Стыки рельсов давали знать о себе все реже. Поезд замедлял ход, втягиваясь зеленой змеей в привокзальное месиво стрелок, ржавеющих в тупиках вагонов и разноцветных сигнальных огоньков. В оттаявших дырочках мелькнула ржавым хребтом арматура моста. Стук колес на секунду рухнул вниз но, отразившись от замерзшей реки, вернулся обратно гулким грохотом эха.
Вагон мотнуло на стрелке. Залязгали буфера. Поплыла серая лента перрона. Всхлипнули, прихватывая, тормоза. Вагон последний раз дернулся. Поезд стал.
Двери с шипением разъехались в стороны, и человек осторожно шагнул на перрон. Пошарив по карманам пальто в поисках сигарет, он обнаружил только одну. Да и то, надломанную. Оторвав фильтр, прикурил, развернувшись спиной к ветру. Вокруг, оживленно переговариваясь, спешили люди. Суета, вырвавшись из стальных коробок вагонов, разливалась по вокзалу, закручивалась в спиральки вокруг ларьков, крошечных сувенирных лавок, и постепенно стекала сквозь вечно распахнутые двери на улицу.

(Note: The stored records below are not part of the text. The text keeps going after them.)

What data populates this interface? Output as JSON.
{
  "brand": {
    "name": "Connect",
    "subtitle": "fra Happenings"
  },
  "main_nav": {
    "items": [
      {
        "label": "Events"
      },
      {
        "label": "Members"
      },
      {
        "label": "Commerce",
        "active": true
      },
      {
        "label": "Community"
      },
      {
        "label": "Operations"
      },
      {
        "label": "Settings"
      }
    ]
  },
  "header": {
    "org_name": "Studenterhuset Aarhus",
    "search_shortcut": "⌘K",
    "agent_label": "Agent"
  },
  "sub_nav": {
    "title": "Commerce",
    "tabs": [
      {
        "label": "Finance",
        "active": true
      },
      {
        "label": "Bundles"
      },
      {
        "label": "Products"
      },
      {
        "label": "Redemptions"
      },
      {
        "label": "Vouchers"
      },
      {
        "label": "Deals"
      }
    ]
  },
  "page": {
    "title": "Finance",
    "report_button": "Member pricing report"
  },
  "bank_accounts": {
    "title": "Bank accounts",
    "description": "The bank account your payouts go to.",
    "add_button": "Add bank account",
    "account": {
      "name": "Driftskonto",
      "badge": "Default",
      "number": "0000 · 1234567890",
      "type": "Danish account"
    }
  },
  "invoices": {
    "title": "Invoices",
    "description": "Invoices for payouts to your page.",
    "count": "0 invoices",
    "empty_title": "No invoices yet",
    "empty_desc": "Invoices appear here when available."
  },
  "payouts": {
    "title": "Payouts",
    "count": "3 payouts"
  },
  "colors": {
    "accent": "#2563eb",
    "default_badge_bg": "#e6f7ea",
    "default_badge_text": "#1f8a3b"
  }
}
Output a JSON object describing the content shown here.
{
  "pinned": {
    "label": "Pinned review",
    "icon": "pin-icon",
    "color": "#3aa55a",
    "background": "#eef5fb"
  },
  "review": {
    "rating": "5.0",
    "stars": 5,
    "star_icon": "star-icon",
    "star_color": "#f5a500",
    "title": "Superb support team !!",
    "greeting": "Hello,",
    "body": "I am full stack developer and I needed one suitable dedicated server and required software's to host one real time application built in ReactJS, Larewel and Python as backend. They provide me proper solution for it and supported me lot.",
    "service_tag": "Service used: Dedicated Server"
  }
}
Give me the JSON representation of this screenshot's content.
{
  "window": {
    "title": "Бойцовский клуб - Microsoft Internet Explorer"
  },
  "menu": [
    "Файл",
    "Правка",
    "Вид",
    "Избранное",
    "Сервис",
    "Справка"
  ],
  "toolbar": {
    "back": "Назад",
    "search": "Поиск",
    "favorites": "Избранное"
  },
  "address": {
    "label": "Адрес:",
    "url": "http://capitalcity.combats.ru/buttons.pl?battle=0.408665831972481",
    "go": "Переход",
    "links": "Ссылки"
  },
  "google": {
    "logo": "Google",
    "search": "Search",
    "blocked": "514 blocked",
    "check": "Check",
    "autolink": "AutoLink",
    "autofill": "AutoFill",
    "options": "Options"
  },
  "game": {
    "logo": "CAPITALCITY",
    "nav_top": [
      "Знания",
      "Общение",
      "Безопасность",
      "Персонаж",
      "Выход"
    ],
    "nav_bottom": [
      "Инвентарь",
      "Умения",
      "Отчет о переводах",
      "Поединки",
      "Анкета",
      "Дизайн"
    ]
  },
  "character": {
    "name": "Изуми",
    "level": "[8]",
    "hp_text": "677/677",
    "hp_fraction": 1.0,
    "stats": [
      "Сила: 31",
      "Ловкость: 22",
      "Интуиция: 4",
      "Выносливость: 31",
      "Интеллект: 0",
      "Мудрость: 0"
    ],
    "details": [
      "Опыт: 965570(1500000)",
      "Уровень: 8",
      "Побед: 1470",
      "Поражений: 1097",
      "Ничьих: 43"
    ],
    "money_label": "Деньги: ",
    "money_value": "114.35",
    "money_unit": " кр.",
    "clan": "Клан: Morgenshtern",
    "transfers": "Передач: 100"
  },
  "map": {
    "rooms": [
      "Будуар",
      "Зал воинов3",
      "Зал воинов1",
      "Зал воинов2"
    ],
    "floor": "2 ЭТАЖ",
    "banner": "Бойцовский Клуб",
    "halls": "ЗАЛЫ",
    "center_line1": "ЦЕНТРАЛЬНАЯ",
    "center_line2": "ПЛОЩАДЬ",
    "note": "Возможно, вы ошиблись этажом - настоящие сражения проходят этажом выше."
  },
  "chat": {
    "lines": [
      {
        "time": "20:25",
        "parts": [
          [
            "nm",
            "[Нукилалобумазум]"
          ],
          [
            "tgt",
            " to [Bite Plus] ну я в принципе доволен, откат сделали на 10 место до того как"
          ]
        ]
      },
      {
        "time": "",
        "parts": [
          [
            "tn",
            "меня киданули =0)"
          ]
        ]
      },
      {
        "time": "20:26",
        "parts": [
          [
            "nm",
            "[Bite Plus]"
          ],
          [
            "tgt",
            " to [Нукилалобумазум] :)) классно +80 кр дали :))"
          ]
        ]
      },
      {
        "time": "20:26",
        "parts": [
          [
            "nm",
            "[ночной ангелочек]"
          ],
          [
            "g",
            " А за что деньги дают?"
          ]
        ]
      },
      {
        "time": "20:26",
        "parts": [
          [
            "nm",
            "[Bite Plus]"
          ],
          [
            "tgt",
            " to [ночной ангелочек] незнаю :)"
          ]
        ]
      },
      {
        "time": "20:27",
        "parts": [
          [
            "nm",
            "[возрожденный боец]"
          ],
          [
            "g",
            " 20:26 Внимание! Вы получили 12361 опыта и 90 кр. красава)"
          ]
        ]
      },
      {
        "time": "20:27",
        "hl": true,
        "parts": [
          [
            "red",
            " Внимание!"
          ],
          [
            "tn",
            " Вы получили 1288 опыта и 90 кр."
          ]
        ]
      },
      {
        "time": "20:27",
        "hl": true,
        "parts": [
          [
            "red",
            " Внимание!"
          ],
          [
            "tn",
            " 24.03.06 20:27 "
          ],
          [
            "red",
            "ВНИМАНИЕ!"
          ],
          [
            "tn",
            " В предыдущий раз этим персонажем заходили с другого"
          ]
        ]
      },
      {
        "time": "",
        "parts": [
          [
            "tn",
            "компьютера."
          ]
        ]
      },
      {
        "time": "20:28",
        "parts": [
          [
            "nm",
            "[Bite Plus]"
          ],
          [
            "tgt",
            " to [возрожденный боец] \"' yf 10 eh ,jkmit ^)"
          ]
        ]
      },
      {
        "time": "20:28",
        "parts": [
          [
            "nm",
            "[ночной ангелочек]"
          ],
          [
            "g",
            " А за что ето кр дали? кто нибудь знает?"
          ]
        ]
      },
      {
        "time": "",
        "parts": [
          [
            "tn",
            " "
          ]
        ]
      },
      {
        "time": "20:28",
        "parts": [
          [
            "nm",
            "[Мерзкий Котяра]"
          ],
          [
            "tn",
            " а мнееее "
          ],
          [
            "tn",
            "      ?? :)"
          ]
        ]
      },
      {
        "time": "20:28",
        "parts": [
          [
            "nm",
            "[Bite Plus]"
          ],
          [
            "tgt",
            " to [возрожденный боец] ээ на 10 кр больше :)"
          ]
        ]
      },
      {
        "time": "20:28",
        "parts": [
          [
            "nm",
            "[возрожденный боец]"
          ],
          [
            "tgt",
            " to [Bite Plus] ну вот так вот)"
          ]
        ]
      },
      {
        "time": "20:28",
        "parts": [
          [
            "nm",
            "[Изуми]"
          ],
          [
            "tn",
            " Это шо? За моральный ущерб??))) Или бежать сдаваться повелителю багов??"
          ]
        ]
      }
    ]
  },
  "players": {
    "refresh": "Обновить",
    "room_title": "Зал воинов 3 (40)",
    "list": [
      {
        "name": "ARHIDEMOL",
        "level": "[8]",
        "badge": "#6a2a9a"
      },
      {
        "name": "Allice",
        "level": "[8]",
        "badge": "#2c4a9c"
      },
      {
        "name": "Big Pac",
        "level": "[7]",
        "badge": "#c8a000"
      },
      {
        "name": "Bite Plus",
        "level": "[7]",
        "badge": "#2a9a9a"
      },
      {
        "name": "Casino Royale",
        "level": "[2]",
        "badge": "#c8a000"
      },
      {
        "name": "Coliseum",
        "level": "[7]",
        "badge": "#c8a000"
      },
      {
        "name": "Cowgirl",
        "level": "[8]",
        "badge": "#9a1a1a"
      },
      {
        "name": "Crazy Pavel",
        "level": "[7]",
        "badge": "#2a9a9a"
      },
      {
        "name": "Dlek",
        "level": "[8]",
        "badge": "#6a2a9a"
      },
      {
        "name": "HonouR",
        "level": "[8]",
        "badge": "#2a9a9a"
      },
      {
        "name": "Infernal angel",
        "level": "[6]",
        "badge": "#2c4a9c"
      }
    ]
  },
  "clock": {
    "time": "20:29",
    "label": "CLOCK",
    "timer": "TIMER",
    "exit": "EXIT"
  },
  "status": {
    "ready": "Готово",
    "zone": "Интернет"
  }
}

Хмурые таксисты мрачно заталкивали багаж в свои заезженные ведра. Припозднившийся рассвет мчался напролом через город, чтобы успеть встретить скорый, но опоздал. И теперь разочарованно гасил тонкими пальцами фонари, да обиженно позвякивал курантами на старой вокзальной башне.
Чайки кружили вокруг жестяного флажка.
И нудно скрипел заржавевшим суставом флюгер, разнося по привокзальной площади тоску по солнечным весенним дням, которые вернутся еще так не скоро.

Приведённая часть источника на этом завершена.